Данилыч вернулся радостный.

— Ну, Лексаныч, — сказал он, — камедь была на миллион! Сначала Домахин сосед ни в какую, а когда Васька–милиционер протокол стал писать, тот за лопату. В один секунд перенес ограду на старое место. А Васька не дурак: протокол в нагрудный карман, руку к козырьку, дескать, «здоровеньки булы», отошел шага на три, повернулся и говорит: «В другой раз права отберу». — Данилыч покачал головой, перевел дух. — Шо тебе сказать, Лексаныч, куркулей зараз в нашей стране нема? Нема! А нахалюги и калымщики, как стрепета, рыщут: нельзя ли скогтить кого? Война проклятая вдов наделала страсть сколько! Государство, общество дает помогу им. А все без мужика им не та жизня. Вот тут нахалюги и выпускают коготочки. Ну ничего, мы тоже с усами!
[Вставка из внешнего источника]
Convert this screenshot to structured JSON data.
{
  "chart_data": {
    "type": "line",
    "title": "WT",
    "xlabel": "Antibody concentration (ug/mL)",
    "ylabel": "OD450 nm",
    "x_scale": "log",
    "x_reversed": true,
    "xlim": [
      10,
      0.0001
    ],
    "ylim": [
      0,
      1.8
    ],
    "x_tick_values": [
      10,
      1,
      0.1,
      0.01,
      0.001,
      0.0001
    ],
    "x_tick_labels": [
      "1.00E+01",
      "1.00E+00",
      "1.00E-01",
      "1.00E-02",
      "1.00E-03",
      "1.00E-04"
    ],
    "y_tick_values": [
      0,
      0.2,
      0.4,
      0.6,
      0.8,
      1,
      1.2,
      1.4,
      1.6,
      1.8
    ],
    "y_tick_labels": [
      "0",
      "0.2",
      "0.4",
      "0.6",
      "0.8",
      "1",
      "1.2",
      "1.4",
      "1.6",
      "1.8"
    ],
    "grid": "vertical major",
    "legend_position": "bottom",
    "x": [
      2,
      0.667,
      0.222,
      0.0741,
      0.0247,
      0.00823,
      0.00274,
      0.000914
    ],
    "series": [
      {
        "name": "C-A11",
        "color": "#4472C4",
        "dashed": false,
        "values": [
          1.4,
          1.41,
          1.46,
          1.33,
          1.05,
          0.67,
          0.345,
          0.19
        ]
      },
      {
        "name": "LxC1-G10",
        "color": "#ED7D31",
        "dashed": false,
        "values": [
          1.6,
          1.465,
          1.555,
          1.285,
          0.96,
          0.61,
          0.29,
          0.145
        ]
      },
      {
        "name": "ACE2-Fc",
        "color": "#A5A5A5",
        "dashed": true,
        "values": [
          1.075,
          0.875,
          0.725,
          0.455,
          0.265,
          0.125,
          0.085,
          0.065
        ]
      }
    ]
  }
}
Давай, Лексаныч, нажмем, а то солнце уже в темя бьет. Ну, раз–два — взяли!

Лодка легко соскользнула с песка на воду и закачалась, как уточка. Данилыч, держась за планшир, отдал мне костыли и привычно поднялся, подтянувшись на руках, в лодку. Не прошло и минуты, как мотор обрел силу и стал весело толкать нашу лодку вперед.

30

Наконец–то мы в море!

Люди, живущие на побережье, редко засиживаются на одном месте: любознательность выводит их иногда и на океанские просторы; известно, что моря не только разъединяют страны, но и соединяют их.
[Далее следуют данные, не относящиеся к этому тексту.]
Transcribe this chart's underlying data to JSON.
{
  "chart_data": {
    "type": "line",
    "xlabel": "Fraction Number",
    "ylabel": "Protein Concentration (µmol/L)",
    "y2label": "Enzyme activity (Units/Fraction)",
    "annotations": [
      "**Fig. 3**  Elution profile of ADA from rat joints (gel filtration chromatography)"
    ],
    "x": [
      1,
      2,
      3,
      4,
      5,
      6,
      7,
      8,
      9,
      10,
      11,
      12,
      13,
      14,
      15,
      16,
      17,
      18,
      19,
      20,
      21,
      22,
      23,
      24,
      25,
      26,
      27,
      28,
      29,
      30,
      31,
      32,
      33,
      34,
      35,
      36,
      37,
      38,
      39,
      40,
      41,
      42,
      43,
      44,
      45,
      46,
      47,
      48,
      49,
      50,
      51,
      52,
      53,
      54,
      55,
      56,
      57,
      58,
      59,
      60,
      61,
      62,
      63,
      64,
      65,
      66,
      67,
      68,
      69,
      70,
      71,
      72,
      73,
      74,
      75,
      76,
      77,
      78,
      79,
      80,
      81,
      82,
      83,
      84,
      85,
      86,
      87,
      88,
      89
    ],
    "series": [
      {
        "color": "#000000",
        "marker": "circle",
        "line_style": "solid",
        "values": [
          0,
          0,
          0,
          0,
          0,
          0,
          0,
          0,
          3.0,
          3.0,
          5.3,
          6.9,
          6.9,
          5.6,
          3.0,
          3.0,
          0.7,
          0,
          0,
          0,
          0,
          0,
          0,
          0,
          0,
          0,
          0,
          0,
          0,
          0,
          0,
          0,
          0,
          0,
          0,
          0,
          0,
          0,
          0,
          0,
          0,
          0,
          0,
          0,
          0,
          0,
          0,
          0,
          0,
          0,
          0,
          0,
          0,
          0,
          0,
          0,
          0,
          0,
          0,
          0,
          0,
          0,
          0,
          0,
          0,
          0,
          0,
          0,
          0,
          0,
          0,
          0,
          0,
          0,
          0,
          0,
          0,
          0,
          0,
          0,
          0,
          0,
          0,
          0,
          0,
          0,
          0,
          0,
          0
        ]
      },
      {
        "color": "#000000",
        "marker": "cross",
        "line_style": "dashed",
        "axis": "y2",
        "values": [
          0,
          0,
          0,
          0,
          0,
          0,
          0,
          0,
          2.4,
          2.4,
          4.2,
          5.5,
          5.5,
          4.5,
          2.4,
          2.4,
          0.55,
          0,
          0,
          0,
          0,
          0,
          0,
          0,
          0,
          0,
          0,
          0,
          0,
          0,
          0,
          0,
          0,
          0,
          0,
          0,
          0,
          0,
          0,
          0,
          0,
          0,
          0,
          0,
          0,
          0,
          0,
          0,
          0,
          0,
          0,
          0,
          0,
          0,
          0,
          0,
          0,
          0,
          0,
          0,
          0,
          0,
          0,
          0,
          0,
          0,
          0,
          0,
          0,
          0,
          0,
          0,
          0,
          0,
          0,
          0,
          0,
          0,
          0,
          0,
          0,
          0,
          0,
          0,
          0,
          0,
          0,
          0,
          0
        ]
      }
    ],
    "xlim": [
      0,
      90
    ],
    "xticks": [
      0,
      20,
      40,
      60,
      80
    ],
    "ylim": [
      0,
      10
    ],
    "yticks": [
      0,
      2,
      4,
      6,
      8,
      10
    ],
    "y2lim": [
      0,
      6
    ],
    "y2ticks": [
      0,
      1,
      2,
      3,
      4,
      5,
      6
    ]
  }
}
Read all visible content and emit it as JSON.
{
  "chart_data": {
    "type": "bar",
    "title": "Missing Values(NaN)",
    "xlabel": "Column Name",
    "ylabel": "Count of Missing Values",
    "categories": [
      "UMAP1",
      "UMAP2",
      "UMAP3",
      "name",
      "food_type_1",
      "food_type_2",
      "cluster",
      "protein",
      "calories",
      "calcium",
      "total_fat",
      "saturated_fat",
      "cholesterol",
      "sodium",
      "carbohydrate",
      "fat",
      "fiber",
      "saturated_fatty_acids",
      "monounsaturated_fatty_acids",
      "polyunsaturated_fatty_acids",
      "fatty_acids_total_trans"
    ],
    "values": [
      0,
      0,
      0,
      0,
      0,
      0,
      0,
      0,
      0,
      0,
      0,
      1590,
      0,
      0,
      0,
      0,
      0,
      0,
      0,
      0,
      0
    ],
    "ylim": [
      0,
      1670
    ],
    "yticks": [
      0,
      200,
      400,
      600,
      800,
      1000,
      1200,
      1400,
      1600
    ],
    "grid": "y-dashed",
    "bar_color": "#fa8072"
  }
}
Есть в Слободке рыбаки, которым знакома, кроме своей азовской и черноморской, еще и балтийская волна. Другим братья родные — ветры Средиземного моря, Индийского и Атлантического океанов. Есть в Слободке «морячилы», которым пришлось хлебнуть студеной водицы далеких северных морей и испробовать на себе грозный нрав Тихого океана. Данилычу не довелось покидать пределы Азовского и Черного морей, однако он, как и все рыбаки, у которых есть своя «газета» и свои «университеты», так много знал о морях, что мне с ним не только не было скучно, но я уже не представлял свою работу в море без него.

Данилыч в лодке вовсе не чувствовал себя калекой: он забросил костыли, засучил штанину выше колена и передвигался на «трех точках». В море я понял, насколько плохо знал своих людей Скиба: Данилычу вполне можно было доверить сейнер. Он умел делать все, а шлюпкой управлял, как казак конем. Я не раз удивлялся, как Данилыч без особых усилий, красиво, с лихостью ставил шлюпку против волны.

Хотя я раньше и сиживал на веслах, но свободно владеть шлюпкой научил меня Данилыч — именно владеть, то есть в любую сторону поворачивать ее без особых усилий, ставить на волну, подгребать к берегу с таким расчетом, чтобы не опрокинуло волной. Ну, словом, только с Данилычем я ощутил себя хозяином шлюпки. К тому же после штормов, которые перемешали воду и море, установилась теплая и тихая погода. Данилыч говорил, что в августе было холодней. Это благоприятное обстоятельство позволяло нам от зари до зари вести так называемые полевые работы. Мы и в Слободку перестали ходить, ночевали, где ночь застанет. Чаще всего оставались на косе у маяка или в небольшой рыбачьей станичке между маяком и рыбозаводом.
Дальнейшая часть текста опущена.